This was sent to me because I've had 3 bad PCs and the belief is the Mac platform overall is more stable for productivity. Guess we'll see.
They're just tools to get work done, I doubt you are going to be more productive in the Mac immediately. I'm far more productive on a Mac because there is a lot less friction and irritation for me. I use Mac/Windows/Linux daily.
'command' is the name of the key on either side of the spacebar, also called 'splat', and abbreviated as 'cmd' or ⌘. Many keyboard shortcuts you are familiar with in Windows that used control are the same on the Mac, but with cmd instead of ctrl. Keyboard shortcuts are shown in the menu, ctrl is ^, shift is ⇧, and option is ⌥. Searching for something in the help menu will show you matching menu items and how to find them even if nested.
There are some fundamental idiomatic differences between Mac and Windows that go back 30+ years that will be the biggest friction points for you. From very small ("'home' and 'end' don't work right!") to the menubar being at the top of the screen to cmd-tab not working like alt-tab. At some point you may try to 'cut' some files to move them from point A to B and discover you can't (you copy and then move them instead of pasting them).
Mission Control is way faster than cmd-tab for getting at what you want if you have lots of applications and document/windows open. You can invoke it with keyboard/touchbar, trackpad gestures, and you can bind mouse buttons to it (have used a 5 button mouse for 15+ years for this). See the Mission Control and Trackpad ("more gestures") system preferences to set these. e.g. on the MacBook Air I'm using right now, I swipe down with four fingers to see all the windows of the current application and I just hit tab to cycle through the apps.
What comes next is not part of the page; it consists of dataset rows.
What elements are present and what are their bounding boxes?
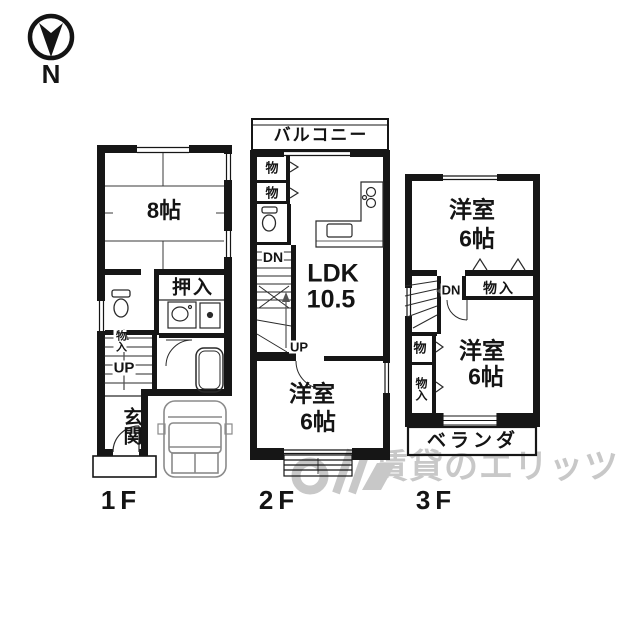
north-compass-icon — [30, 16, 72, 58]
washing-machine-icon — [200, 303, 220, 328]
floorplan-page: { "compass": { "north_label": "N" }, "wa… — [0, 0, 640, 640]
balcony-label-2f: バルコニー — [274, 127, 369, 144]
room-label-8jo: 8帖 — [146, 200, 182, 222]
room-label-ldk: LDK — [307, 262, 358, 287]
room-label-yoshitsu-3f-upper: 洋室 — [449, 199, 495, 222]
stairs-dn-label-2f: DN — [262, 250, 284, 264]
toilet-icon-2f — [262, 207, 277, 231]
floor-label-3f: 3F — [416, 487, 456, 513]
stairs-dn-label-3f: DN — [441, 284, 462, 297]
floor-label-1f: 1F — [101, 487, 141, 513]
closet-label-monoire-1f: 物入 — [114, 330, 127, 352]
room-size-yoshitsu-3f-upper: 6帖 — [459, 228, 495, 251]
room-size-yoshitsu-3f-lower: 6帖 — [468, 366, 504, 389]
door-arc-3f — [447, 300, 467, 320]
closet-label-monoire-3f-lower: 物入 — [414, 377, 428, 401]
floor1-plan — [93, 145, 232, 477]
closet-label-oshiire-1f: 押入 — [172, 279, 214, 298]
washbasin-icon — [168, 302, 196, 328]
floor-label-2f: 2F — [259, 487, 299, 513]
toilet-icon-1f — [112, 290, 130, 317]
veranda-label-3f: ベランダ — [427, 432, 519, 451]
sink-icon — [327, 224, 352, 237]
storage-label-3f: 物 — [412, 342, 427, 355]
stairs-up-label-1f: UP — [113, 361, 136, 376]
kitchen-counter-icon — [316, 182, 383, 247]
entrance-label-genkan: 玄関 — [122, 407, 141, 445]
compass-north-label: N — [42, 61, 61, 87]
stove-icon — [363, 188, 376, 208]
veranda-step-3f — [443, 413, 497, 427]
room-size-yoshitsu-2f: 6帖 — [300, 411, 336, 434]
room-label-yoshitsu-2f: 洋室 — [289, 383, 335, 406]
room-label-yoshitsu-3f-lower: 洋室 — [459, 340, 505, 363]
stairs-up-label-2f: UP — [289, 341, 309, 354]
car-icon — [158, 401, 232, 477]
floorplan-drawing — [0, 0, 640, 640]
stairs-2f — [257, 252, 291, 352]
closet-door-marks-2f — [290, 162, 298, 198]
storage-label-2f-1: 物 — [264, 162, 279, 175]
entrance-porch — [93, 456, 156, 477]
bathtub-icon — [166, 340, 223, 392]
storage-label-2f-2: 物 — [264, 187, 279, 200]
room-size-ldk: 10.5 — [307, 288, 356, 313]
closet-label-monoire-3f-upper: 物入 — [483, 281, 515, 295]
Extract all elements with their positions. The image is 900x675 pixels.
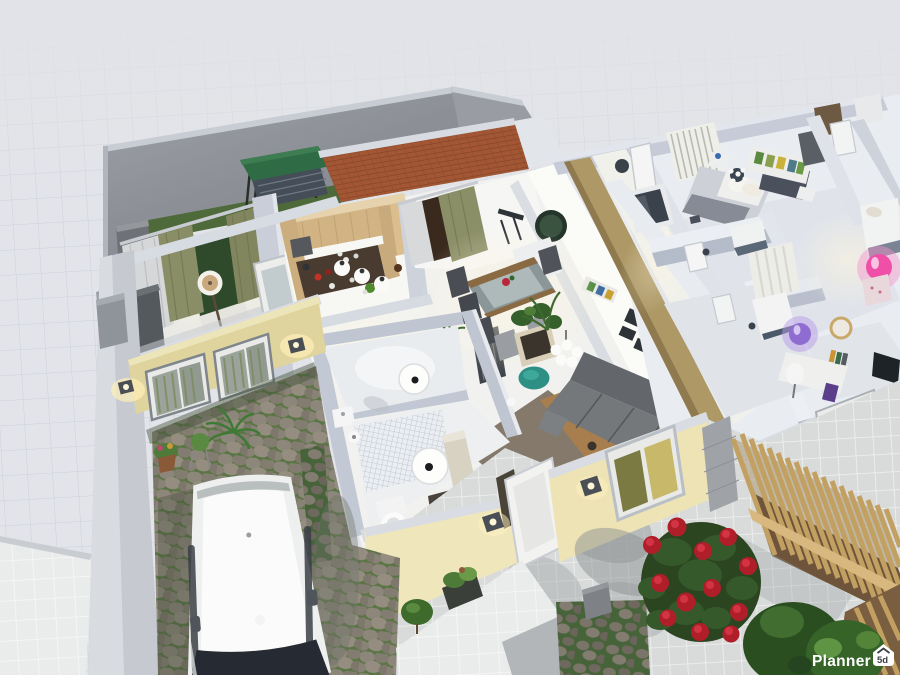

Drag and drop is a pervasive UX idiom- you can drag content (a block of text, an image, etc) and files from one app to another, to/from the Finder, etc.
You can export 'print' to PDF from any Print dialog (cmd-p) in any application. Just hit the weird PDF button/menu at the bottom left of the Print dialog.
The built-in PDF viewer/editor, Preview, is very good so I would use it before getting Acrobat.
MS paint is better though.
Depends on what you need to do. I really wish there was a basic pixel art program on the Mac since that fundamental feature of MS Paint is totally absent from what comes on the Mac; for most other image/photo/PDF related tasks Preview is much more powerful.